I have overloaded the * operator already:
HugeInt HugeInt::operator*(const HugeInt &op2){
HugeInt temp;
short placeProducts[hugeIntSize + 1][hugeIntSize] = {0};
short product;
int carry = 0;
int k, leftSize, rightSize, numOfSumRows;
leftSize = getDigitLength();
rightSize = op2.getDigitLength();
if(leftSize <= rightSize) {
numOfSumRows = leftSize;
for(int i = (hugeIntSize - 1), k = 0; k < numOfSumRows; i--, k++) {
for(int j = (hugeIntSize - 1); j >= k; j--) {
product = integer[i] * op2.integer[j] + carry;
if (product > 9) {
carry = product / 10;
product %= 10;
} else {
carry = 0;
}
placeProducts[k][j - k] = product;
}
}
} else {
numOfSumRows = rightSize;
for(int i = (hugeIntSize - 1), k = 0; k < numOfSumRows; i--, k++) {
for(int j = (hugeIntSize - 1); j >= k; j--) {
product = integer[j] * op2.integer[i] + carry;
if (product > 9) {
carry = product / 10;
product %= 10;
} else {
carry = 0;
}
placeProducts[k][j - k] = product;
}
}
}
sumProductsArray(placeProducts, numOfSumRows);
for(int i = 0; i < hugeIntSize; i++)
{
temp.integer[i] = placeProducts[hugeIntSize][i];
}
return temp;}
But how do I overload the / op? My main problem isn't with the C++ code or syntax, but with my algorithm to divide. When I multiply I am able to do it digit by digit. I store each product (aka 1's digit of bottom times every digit above, then 10's digit time every num above using my carry algorithm) in my 2d array. Every time I get new product it is offset to the left by n + 1, which "multiplies" it by the required power of 10. Then I just sum up all the columns.
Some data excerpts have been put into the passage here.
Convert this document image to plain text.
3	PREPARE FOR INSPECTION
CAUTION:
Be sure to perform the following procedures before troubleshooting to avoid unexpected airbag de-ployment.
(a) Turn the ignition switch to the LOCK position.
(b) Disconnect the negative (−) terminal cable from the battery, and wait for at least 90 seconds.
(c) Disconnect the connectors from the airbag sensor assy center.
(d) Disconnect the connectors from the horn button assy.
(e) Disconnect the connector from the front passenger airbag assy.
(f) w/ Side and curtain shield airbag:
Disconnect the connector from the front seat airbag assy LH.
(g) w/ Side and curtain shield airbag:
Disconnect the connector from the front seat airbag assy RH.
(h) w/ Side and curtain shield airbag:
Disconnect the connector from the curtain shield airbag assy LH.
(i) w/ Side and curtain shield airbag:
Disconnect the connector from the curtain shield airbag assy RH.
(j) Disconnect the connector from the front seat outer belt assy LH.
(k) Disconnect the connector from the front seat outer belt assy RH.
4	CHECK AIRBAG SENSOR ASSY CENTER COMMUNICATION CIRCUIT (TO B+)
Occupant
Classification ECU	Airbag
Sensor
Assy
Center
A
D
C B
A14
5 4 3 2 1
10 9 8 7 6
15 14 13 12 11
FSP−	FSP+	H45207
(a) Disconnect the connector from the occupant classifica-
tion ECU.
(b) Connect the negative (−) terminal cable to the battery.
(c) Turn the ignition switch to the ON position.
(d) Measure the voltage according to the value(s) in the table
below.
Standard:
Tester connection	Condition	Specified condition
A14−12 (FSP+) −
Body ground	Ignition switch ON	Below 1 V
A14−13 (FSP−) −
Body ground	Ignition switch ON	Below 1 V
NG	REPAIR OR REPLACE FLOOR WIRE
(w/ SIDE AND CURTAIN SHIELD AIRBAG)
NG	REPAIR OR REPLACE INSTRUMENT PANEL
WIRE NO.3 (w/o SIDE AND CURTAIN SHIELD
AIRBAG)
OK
I can't for the life of me figure out how to code the long division method. Since I'm dealing with two arrays it has to be digit by digit, and I suspect it might be as easy as reversing the multiplication algorithm. Nested loops and subtraction? I would need a variable for the quotient and reminder? Is there a better method? I just need to be pointed in the right direction.
In computational division of integers, there are a few interesting results:
numerator < denominator implies quotient = 0
numerator == denominator implies quotient = 1
numerator > denominator, long division would be needed to determine quotient.
The first two conditions can be satisfied with a for loop. You could overload the less-than and equals relational operator to encapsulate this behavior.
For the long division, you will need your multiplication operator as well as overloaded less-than and subtraction operators, and an append digit member function to perform the operation.
It's brute force, but should get the job done.